Служка вернулся быстро, минуты через три, и теперь в его глазах читалось нечто похожее на робость пополам с любопытством.
— Отец Никифор примет вас сейчас же, — сказал он. — Прошу за мной.
Мы прошли через боковую дверцу, по узкому коридору, мимо нескольких келий с закрытыми дверями, и я по пути отмечал фигуры монахов, попадавшихся навстречу.

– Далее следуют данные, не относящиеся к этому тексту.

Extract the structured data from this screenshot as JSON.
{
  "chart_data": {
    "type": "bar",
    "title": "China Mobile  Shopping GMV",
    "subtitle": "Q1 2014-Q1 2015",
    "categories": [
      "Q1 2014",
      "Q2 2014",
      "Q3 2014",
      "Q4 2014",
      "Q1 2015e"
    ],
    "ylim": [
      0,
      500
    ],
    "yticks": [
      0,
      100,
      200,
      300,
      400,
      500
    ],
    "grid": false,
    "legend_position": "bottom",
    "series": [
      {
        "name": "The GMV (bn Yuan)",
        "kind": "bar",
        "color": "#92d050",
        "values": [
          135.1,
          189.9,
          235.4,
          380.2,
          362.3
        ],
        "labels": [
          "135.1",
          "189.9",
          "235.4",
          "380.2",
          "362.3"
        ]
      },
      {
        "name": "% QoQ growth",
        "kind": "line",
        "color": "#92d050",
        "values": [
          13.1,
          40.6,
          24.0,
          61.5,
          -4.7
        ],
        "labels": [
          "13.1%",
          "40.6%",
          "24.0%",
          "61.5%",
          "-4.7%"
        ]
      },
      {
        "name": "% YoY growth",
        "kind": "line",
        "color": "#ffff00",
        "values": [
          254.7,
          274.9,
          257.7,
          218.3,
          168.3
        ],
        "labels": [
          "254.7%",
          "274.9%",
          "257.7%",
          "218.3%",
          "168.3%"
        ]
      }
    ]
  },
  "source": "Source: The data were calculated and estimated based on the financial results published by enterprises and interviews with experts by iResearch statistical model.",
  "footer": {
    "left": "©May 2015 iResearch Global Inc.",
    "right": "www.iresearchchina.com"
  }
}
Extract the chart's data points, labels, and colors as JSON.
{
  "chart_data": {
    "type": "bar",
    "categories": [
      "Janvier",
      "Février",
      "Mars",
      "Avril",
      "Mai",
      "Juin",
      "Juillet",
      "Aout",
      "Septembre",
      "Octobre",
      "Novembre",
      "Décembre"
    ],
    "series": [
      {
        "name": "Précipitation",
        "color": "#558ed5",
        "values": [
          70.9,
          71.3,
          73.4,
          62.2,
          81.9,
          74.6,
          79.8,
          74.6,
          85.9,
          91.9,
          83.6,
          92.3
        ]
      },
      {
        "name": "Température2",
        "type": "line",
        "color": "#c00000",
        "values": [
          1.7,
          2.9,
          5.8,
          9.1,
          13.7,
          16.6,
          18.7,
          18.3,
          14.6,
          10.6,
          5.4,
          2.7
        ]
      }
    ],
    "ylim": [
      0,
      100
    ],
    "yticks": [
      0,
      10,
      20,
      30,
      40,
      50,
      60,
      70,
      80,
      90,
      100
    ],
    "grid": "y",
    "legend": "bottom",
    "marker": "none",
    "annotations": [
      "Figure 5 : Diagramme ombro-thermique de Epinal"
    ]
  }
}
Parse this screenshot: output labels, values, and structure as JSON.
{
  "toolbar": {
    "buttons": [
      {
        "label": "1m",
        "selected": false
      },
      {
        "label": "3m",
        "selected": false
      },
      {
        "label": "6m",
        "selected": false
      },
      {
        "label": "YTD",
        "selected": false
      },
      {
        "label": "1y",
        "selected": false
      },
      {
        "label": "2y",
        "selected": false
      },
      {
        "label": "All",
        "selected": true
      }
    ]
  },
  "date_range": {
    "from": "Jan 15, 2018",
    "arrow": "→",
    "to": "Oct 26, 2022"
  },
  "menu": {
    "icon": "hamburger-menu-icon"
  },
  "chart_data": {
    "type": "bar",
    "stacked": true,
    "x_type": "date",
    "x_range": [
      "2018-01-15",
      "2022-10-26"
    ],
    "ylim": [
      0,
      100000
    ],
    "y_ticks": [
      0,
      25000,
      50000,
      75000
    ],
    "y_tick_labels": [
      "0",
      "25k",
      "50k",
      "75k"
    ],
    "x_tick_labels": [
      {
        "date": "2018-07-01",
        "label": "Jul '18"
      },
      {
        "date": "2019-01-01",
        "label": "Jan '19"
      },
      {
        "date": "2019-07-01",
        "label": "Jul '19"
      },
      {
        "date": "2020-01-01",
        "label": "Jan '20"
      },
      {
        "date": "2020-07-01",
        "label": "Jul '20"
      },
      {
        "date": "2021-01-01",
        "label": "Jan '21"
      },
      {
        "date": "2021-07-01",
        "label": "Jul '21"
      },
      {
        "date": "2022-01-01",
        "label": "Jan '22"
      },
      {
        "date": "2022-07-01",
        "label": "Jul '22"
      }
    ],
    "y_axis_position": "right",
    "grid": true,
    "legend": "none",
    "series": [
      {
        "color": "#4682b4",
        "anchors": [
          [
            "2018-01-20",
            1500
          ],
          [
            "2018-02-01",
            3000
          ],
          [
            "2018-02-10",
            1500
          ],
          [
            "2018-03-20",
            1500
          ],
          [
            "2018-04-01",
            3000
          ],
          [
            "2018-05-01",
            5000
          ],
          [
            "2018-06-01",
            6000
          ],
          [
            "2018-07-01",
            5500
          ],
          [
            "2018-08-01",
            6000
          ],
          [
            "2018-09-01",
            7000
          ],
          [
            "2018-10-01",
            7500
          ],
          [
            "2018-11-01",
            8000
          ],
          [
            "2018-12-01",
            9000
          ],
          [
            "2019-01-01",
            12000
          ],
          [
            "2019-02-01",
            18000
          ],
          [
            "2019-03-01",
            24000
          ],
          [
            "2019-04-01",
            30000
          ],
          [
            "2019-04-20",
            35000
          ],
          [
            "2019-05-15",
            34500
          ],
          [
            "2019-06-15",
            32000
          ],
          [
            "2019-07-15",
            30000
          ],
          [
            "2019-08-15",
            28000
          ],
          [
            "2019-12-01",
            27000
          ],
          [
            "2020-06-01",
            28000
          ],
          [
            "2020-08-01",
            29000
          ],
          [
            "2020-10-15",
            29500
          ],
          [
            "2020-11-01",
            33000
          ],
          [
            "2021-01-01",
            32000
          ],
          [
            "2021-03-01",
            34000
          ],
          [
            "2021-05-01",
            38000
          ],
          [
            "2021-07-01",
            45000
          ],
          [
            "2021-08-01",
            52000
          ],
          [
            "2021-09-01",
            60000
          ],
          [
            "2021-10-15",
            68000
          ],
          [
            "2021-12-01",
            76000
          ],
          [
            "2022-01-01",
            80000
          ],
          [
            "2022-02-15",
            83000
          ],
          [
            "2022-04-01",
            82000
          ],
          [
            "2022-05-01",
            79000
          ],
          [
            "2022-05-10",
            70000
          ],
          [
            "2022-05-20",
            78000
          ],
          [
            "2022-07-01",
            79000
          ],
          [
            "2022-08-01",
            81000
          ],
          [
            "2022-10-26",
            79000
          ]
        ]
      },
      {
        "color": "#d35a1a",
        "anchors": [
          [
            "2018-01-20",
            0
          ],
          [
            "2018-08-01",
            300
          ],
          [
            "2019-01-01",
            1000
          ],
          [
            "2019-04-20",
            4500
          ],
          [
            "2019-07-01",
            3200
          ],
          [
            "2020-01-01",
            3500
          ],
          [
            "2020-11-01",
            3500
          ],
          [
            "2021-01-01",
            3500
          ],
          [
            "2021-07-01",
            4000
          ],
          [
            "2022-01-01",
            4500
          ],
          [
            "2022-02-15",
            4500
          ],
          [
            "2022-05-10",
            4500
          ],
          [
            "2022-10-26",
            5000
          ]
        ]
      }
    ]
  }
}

Иконы, свечи в нишах, запах ладана и сырого камня — всё было привычным, ничем не отличающимся от любой другой обители, какие мне доводилось видеть. Да и монахи, пожалуй, тоже.
Один, проходя мимо, кивнул служке коротко, по-военному, и я машинально отметил разворот плеч, тяжёлую поступь и цепкий взгляд, скользнувший по мне. Второй стоял у одной из дверей, подобно часовому — спиной к стене, лицом к проходу, готовый сорваться с места в любое мгновение.
Третий, мелькнувший в глубине коридора, нёс что-то завёрнутое в холстину — по форме и весу это вполне могла быть сабля, а не богослужебная утварь. Ничего нового, в сущности. Я уже видел такую породу людей у Евстахия — там тоже под рясами скрывались плечи, привыкшие не к веригам, а к доспехам.
Служка остановился у одной из дверей, постучал, и изнутри тут же раздался короткий, ровный голос:
— Войдите.
Парень распахнул дверь, отступил в сторону, пропуская меня, и тихо притворил её за моей спиной, оставшись снаружи.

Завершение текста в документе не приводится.